Felton and Powers said they were unsure of how they might have voted on censuring if it had been on the agenda, but they would have liked to have had that public discussion.

Knost said he was unaware of the censure motion and declined to comment on it, noting that it is a board matter.

Instead of concern for Knost, the board members involved with the motion were motivated for other reasons, Franz said.

“I would say their motivation had absolutely nothing to do with the comments I made,” he said. “Their sole motivation is quieting and even silencing anyone who speaks for the taxpayers and anyone who stands up to the educational bureaucracy and the teachers’ union. And Elaine Powers, Larry Felton and Ron Fedorchak are committed to silencing anyone who questions the administration or the educational bureaucracy, and they were simply acting as puppets of those powerful forces within the district.”

Powers said that she views the board comments segment of the meeting as a time to make comments, not conduct long discussions among board members.

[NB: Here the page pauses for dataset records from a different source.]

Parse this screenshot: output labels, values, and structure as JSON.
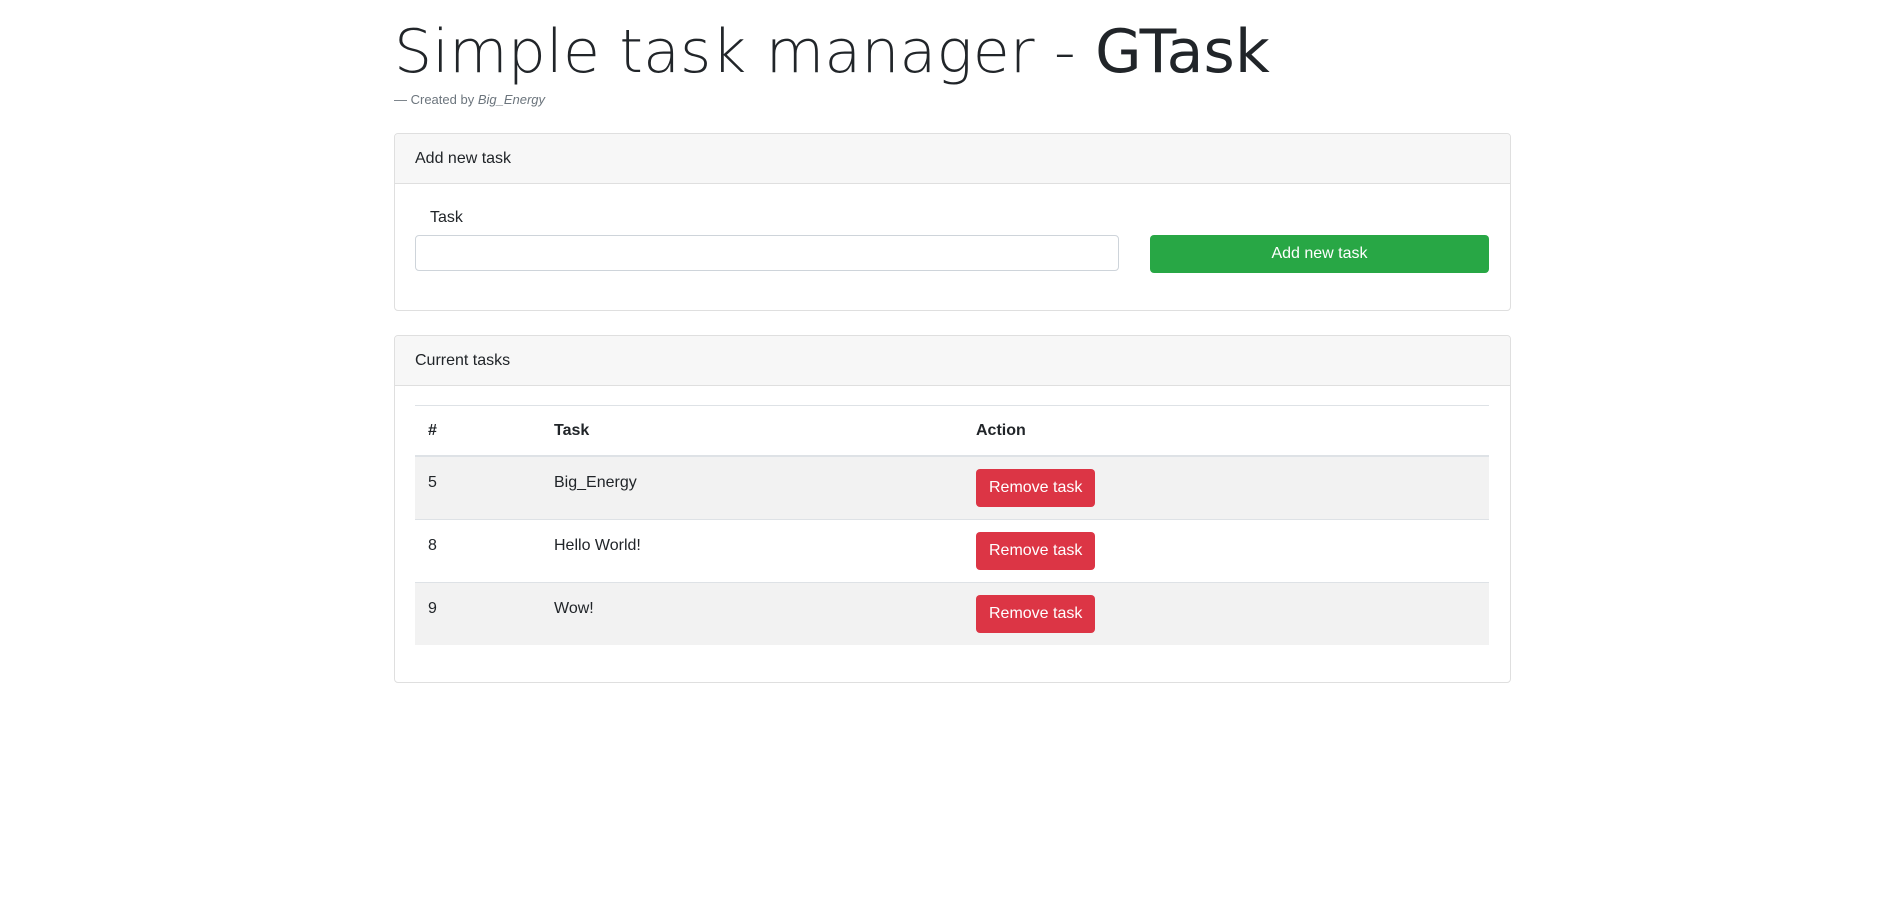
{
  "header": {
    "title_prefix": "Simple task manager - ",
    "title_brand": "GTask",
    "byline_prefix": "— Created by ",
    "byline_author": "Big_Energy"
  },
  "add_card": {
    "header": "Add new task",
    "task_label": "Task",
    "task_value": "",
    "button_label": "Add new task"
  },
  "tasks_card": {
    "header": "Current tasks",
    "columns": [
      "#",
      "Task",
      "Action"
    ],
    "rows": [
      {
        "id": "5",
        "task": "Big_Energy",
        "action": "Remove task"
      },
      {
        "id": "8",
        "task": "Hello World!",
        "action": "Remove task"
      },
      {
        "id": "9",
        "task": "Wow!",
        "action": "Remove task"
      }
    ]
  },
  "colors": {
    "success": "#28a745",
    "danger": "#dc3545",
    "stripe": "#f2f2f2"
  }
}
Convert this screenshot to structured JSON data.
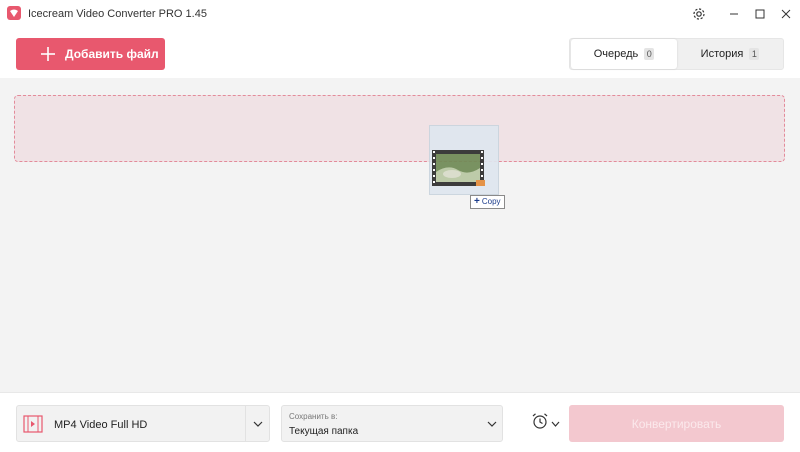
{
  "window": {
    "title": "Icecream Video Converter PRO 1.45"
  },
  "toolbar": {
    "add_file_label": "Добавить файл",
    "tabs": [
      {
        "label": "Очередь",
        "count": "0"
      },
      {
        "label": "История",
        "count": "1"
      }
    ]
  },
  "drag": {
    "copy_label": "Copy"
  },
  "bottom": {
    "format_value": "MP4 Video Full HD",
    "save_caption": "Сохранить в:",
    "save_value": "Текущая папка",
    "convert_label": "Конвертировать"
  },
  "colors": {
    "accent": "#e8586e",
    "dropzone_bg": "#f0e2e5",
    "convert_disabled": "#f3c8cf"
  },
  "icons": [
    "app-logo-icon",
    "gear-icon",
    "minimize-icon",
    "maximize-icon",
    "close-icon",
    "plus-icon",
    "film-icon",
    "chevron-down-icon",
    "alarm-clock-icon"
  ]
}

To her, the censure motion was a way to provoke that discussion, while following Robert’s Rules of Order.

“In the context of our Robert’s Rules discussion, one of the things that I had talked about was are there ways that we can use Robert’s Rules to manage our processes for our group discussions?” she said. “So the idea came up to get something on the agenda to open the door for that discussion (of Franz). I thought it was worth discussing and worth putting it out there … That was the context that I was looking at (the censure) in, as a way to open up discussion and have a public discussion as a board.”

Franz said he likes Knost, voted to extend his contract for another three years last summer and has “complete confidence in Eric’s administrative abilities.” Speaking more with the media is one of the board’s goals for Knost, and Franz supports that effort, he added. With his comments on Nov. 7, however, Franz said he wanted to remind Knost that a perception might be created that his media appearances could take him away from his time spent in the district.

“I hope that you will work on spending lots of time in the Mehlville School District, and I know your focus is on the Mehlville School District and not on your radio and TV appearances, correct?” Franz asked.

“I take that as an insult, but I understand what you’re saying,” Knost said. “You can shadow me a week, and I think you’d be alarmed at the kind of hours that I spend in the Mehlville School District, thank you.”

Overseeing the administration is one of the key duties of a board member, Franz said.

“My job is to represent the taxpayers and the children of the Mehlville School District, and if I have to make those comments or ask those types of questions as part of my representation, then that’s what I will do,” he said.